A droite, Guillaume, le mari de ma sœur, mon beau-frère, un beau-frère à la Cabu comme chantait Renaud, imbécile et facho mais malheureusement pas cocu.
Guillaume comme à son habitude minutée, se préparait, comme toutes les fins d'après-midi à 16h55, à effectuer ses 2000 mètres de natation.
Je me surprenais à commenter tout bas ses gestes, me retenant pour ne pas éclater de rire.
- Échauffement des bras et des jambes,
- Élongations et étirements,
- Et hop une bonne rasade de boisson énergétique,
- On regarde sa montre, 17h00 pile,
- On pose la montre,
- On avance dans l'eau,
- On se mouille la nuque, le dos,
- Et puis....
- Arrête ! m'interrompit Angèle, il va t'entendre.
- Mais non, il est bien trop absorbé par ce qu'il fait. Comme il ne t'a jamais entendu ces quarante dernières années !
- Angèle soupira et se tut. Elle était résignée et ne savait pas ou plus discuter son point de vue.
Nous regardâmes donc le beauf entamer son périple, il nageait jusqu'au gazier qui mouillait en face et revenait. Le parcours durait 30 minutes, pas une de plus, une vraie horloge le bonhomme.

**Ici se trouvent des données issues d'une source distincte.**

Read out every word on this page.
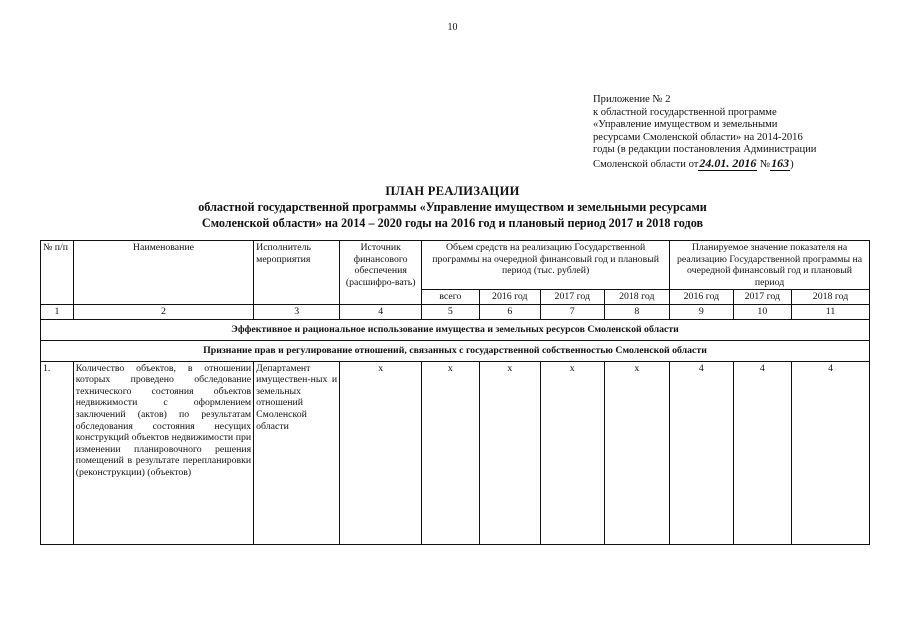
10
Приложение № 2
к областной государственной программе
«Управление имуществом и земельными
ресурсами Смоленской области» на 2014-2016
годы (в редакции постановления Администрации
Смоленской области от24.01. 2016 №163)
ПЛАН РЕАЛИЗАЦИИ
областной государственной программы «Управление имуществом и земельными ресурсами
Смоленской области» на 2014 – 2020 годы на 2016 год и плановый период 2017 и 2018 годов
№ п/п	Наименование	Исполнитель мероприятия	Источник финансового обеспечения (расшифро-вать)	Объем средств на реализацию Государственной программы на очередной финансовый год и плановый период (тыс. рублей)				Планируемое значение показателя на реализацию Государственной программы на очередной финансовый год и плановый период		
				всего	2016 год	2017 год	2018 год	2016 год	2017 год	2018 год
1	2	3	4	5	6	7	8	9	10	11
Эффективное и рациональное использование имущества и земельных ресурсов Смоленской области										
Признание прав и регулирование отношений, связанных с государственной собственностью Смоленской области										
1.	Количество объектов, в отношении которых проведено обследование технического состояния объектов недвижимости с оформлением заключений (актов) по результатам обследования состояния несущих конструкций объектов недвижимости при изменении планировочного решения помещений в результате перепланировки (реконструкции) (объектов)	Департамент имуществен-ных и земельных отношений Смоленской области	х	х	х	х	х	4	4	4
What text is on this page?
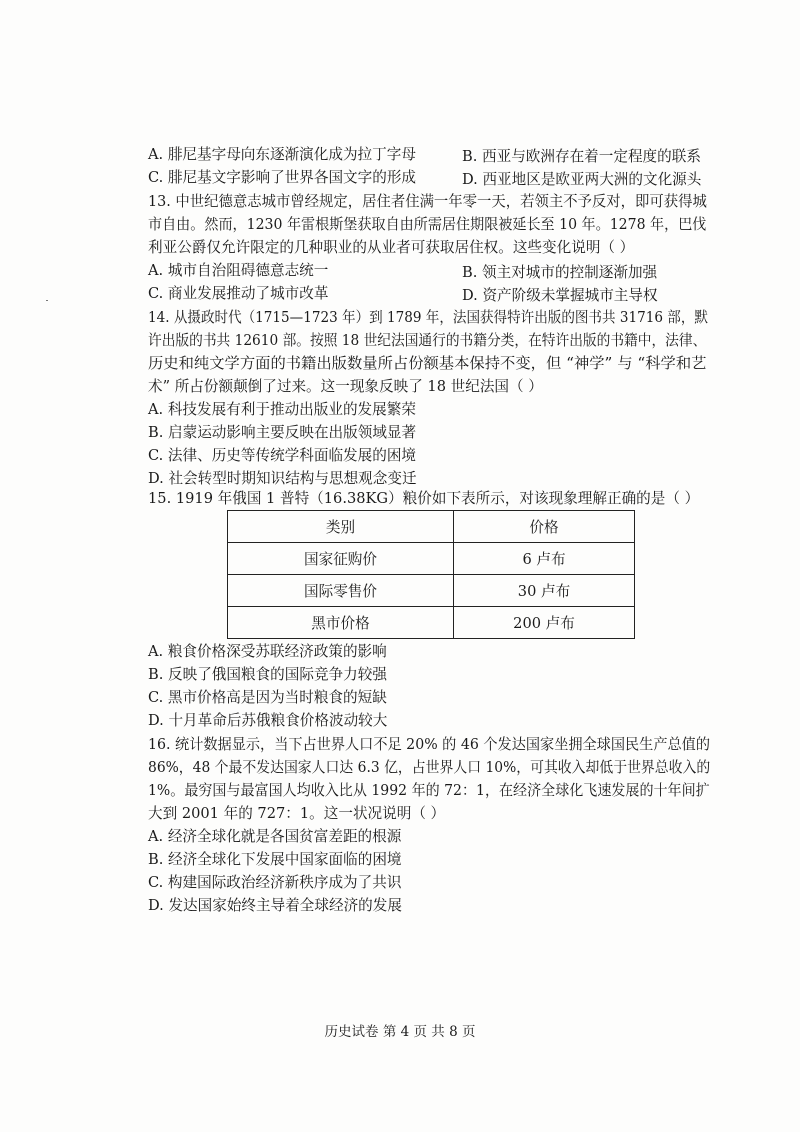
A. 腓尼基字母向东逐渐演化成为拉丁字母	B. 西亚与欧洲存在着一定程度的联系
C. 腓尼基文字影响了世界各国文字的形成	D. 西亚地区是欧亚两大洲的文化源头
13. 中世纪德意志城市曾经规定，居住者住满一年零一天，若领主不予反对，即可获得城
市自由。然而，1230 年雷根斯堡获取自由所需居住期限被延长至 10 年。1278 年，巴伐
利亚公爵仅允许限定的几种职业的从业者可获取居住权。这些变化说明（ ）
A. 城市自治阻碍德意志统一	B. 领主对城市的控制逐渐加强
C. 商业发展推动了城市改革	D. 资产阶级未掌握城市主导权
14. 从摄政时代（1715—1723 年）到 1789 年，法国获得特许出版的图书共 31716 部，默
许出版的书共 12610 部。按照 18 世纪法国通行的书籍分类，在特许出版的书籍中，法律、
历史和纯文学方面的书籍出版数量所占份额基本保持不变，但 “神学” 与 “科学和艺
术” 所占份额颠倒了过来。这一现象反映了 18 世纪法国（ ）
A. 科技发展有利于推动出版业的发展繁荣
B. 启蒙运动影响主要反映在出版领域显著
C. 法律、历史等传统学科面临发展的困境
D. 社会转型时期知识结构与思想观念变迁
15. 1919 年俄国 1 普特（16.38KG）粮价如下表所示，对该现象理解正确的是（ ）
类别	价格
国家征购价	6 卢布
国际零售价	30 卢布
黑市价格	200 卢布
A. 粮食价格深受苏联经济政策的影响
B. 反映了俄国粮食的国际竞争力较强
C. 黑市价格高是因为当时粮食的短缺
D. 十月革命后苏俄粮食价格波动较大
16. 统计数据显示，当下占世界人口不足 20% 的 46 个发达国家坐拥全球国民生产总值的
86%，48 个最不发达国家人口达 6.3 亿，占世界人口 10%，可其收入却低于世界总收入的
1%。最穷国与最富国人均收入比从 1992 年的 72：1，在经济全球化飞速发展的十年间扩
大到 2001 年的 727：1。这一状况说明（ ）
A. 经济全球化就是各国贫富差距的根源
B. 经济全球化下发展中国家面临的困境
C. 构建国际政治经济新秩序成为了共识
D. 发达国家始终主导着全球经济的发展
历史试卷 第 4 页 共 8 页
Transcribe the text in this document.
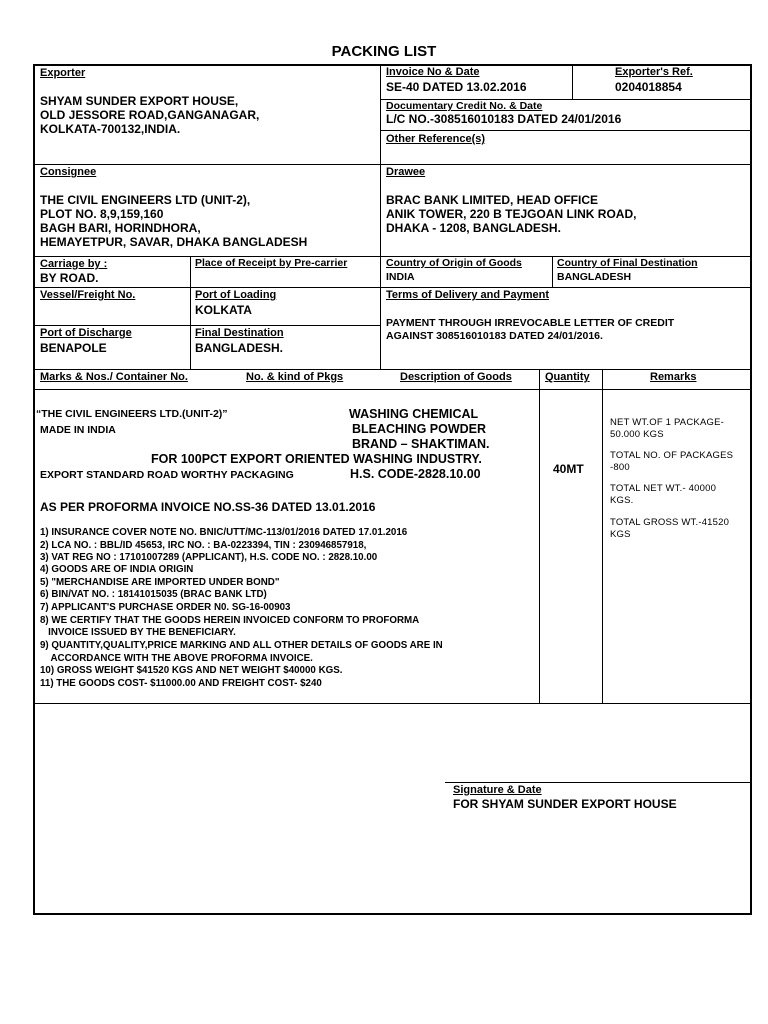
PACKING LIST
Exporter
SHYAM SUNDER EXPORT HOUSE,
OLD JESSORE ROAD,GANGANAGAR,
KOLKATA-700132,INDIA.
Invoice No & Date
SE-40 DATED 13.02.2016
Exporter's Ref.
0204018854
Documentary Credit No. & Date
L/C NO.-308516010183 DATED 24/01/2016
Other Reference(s)
Consignee
THE CIVIL ENGINEERS LTD (UNIT-2),
PLOT NO. 8,9,159,160
BAGH BARI, HORINDHORA,
HEMAYETPUR, SAVAR, DHAKA BANGLADESH
Drawee
BRAC BANK LIMITED, HEAD OFFICE
ANIK TOWER, 220 B TEJGOAN LINK ROAD,
DHAKA - 1208, BANGLADESH.
Carriage by :
BY ROAD.
Place of Receipt by Pre-carrier	Country of Origin of Goods
INDIA
Country of Final Destination
BANGLADESH
Vessel/Freight No.	Port of Loading
KOLKATA
Terms of Delivery and Payment
PAYMENT THROUGH IRREVOCABLE LETTER OF CREDIT
AGAINST 308516010183 DATED 24/01/2016.
Port of Discharge
BENAPOLE
Final Destination
BANGLADESH.
Marks & Nos./ Container No.	No. & kind of Pkgs	Description of Goods	Quantity	Remarks
“THE CIVIL ENGINEERS LTD.(UNIT-2)”
MADE IN INDIA
WASHING CHEMICAL
BLEACHING POWDER
BRAND – SHAKTIMAN.
FOR 100PCT EXPORT ORIENTED WASHING INDUSTRY.
EXPORT STANDARD ROAD WORTHY PACKAGING	H.S. CODE-2828.10.00
AS PER PROFORMA INVOICE NO.SS-36 DATED 13.01.2016
1) INSURANCE COVER NOTE NO. BNIC/UTT/MC-113/01/2016 DATED 17.01.2016
2) LCA NO. : BBL/ID 45653, IRC NO. : BA-0223394, TIN : 230946857918,
3) VAT REG NO : 17101007289 (APPLICANT), H.S. CODE NO. : 2828.10.00
4) GOODS ARE OF INDIA ORIGIN
5) "MERCHANDISE ARE IMPORTED UNDER BOND"
6) BIN/VAT NO. : 18141015035 (BRAC BANK LTD)
7) APPLICANT'S PURCHASE ORDER N0. SG-16-00903
8) WE CERTIFY THAT THE GOODS HEREIN INVOICED CONFORM TO PROFORMA
INVOICE ISSUED BY THE BENEFICIARY.
9) QUANTITY,QUALITY,PRICE MARKING AND ALL OTHER DETAILS OF GOODS ARE IN
ACCORDANCE WITH THE ABOVE PROFORMA INVOICE.
10) GROSS WEIGHT $41520 KGS AND NET WEIGHT $40000 KGS.
11) THE GOODS COST- $11000.00 AND FREIGHT COST- $240
40MT
NET WT.OF 1 PACKAGE-
50.000 KGS
TOTAL NO. OF PACKAGES
-800
TOTAL NET WT.- 40000
KGS.
TOTAL GROSS WT.-41520
KGS
Signature & Date
FOR SHYAM SUNDER EXPORT HOUSE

Toute sa vie était minutée, réglée comme du papier à musique. Le vent soufflait avec un peu plus d'intensité.
Guillaume était militaire au commissariat de l'armée de terre, à la retraite depuis 2009 quand le service avait fermé. Il s'occupait en gros de gérer le matériel et les vivres pour la région Est de la France. Une sorte d'épicier de l'armée. Faute de participation à des conflits ou des batailles, il avait acquis son grade de capitaine à force de ranger, estampiller, inventorier toutes ces boîtes de conserves.
Ma sœur l'avait rencontré en juillet 72, au village. Alors jeune militaire de 24 ans il était venu passé quelques jours de vacances chez un ami. Angèle avait tout juste 20 ans. Nous étions orphelines et vivions chez notre oncle. Un homme sévère et rude. Moi je venais de finir mes études d'infirmière et mon diplôme en poche je comptais bien partir loin d'ici. C'est sans doute la peur de se retrouver seule dans le village avec l'oncle, qui l'a poussée à accepter la demande en mariage de Guillaume.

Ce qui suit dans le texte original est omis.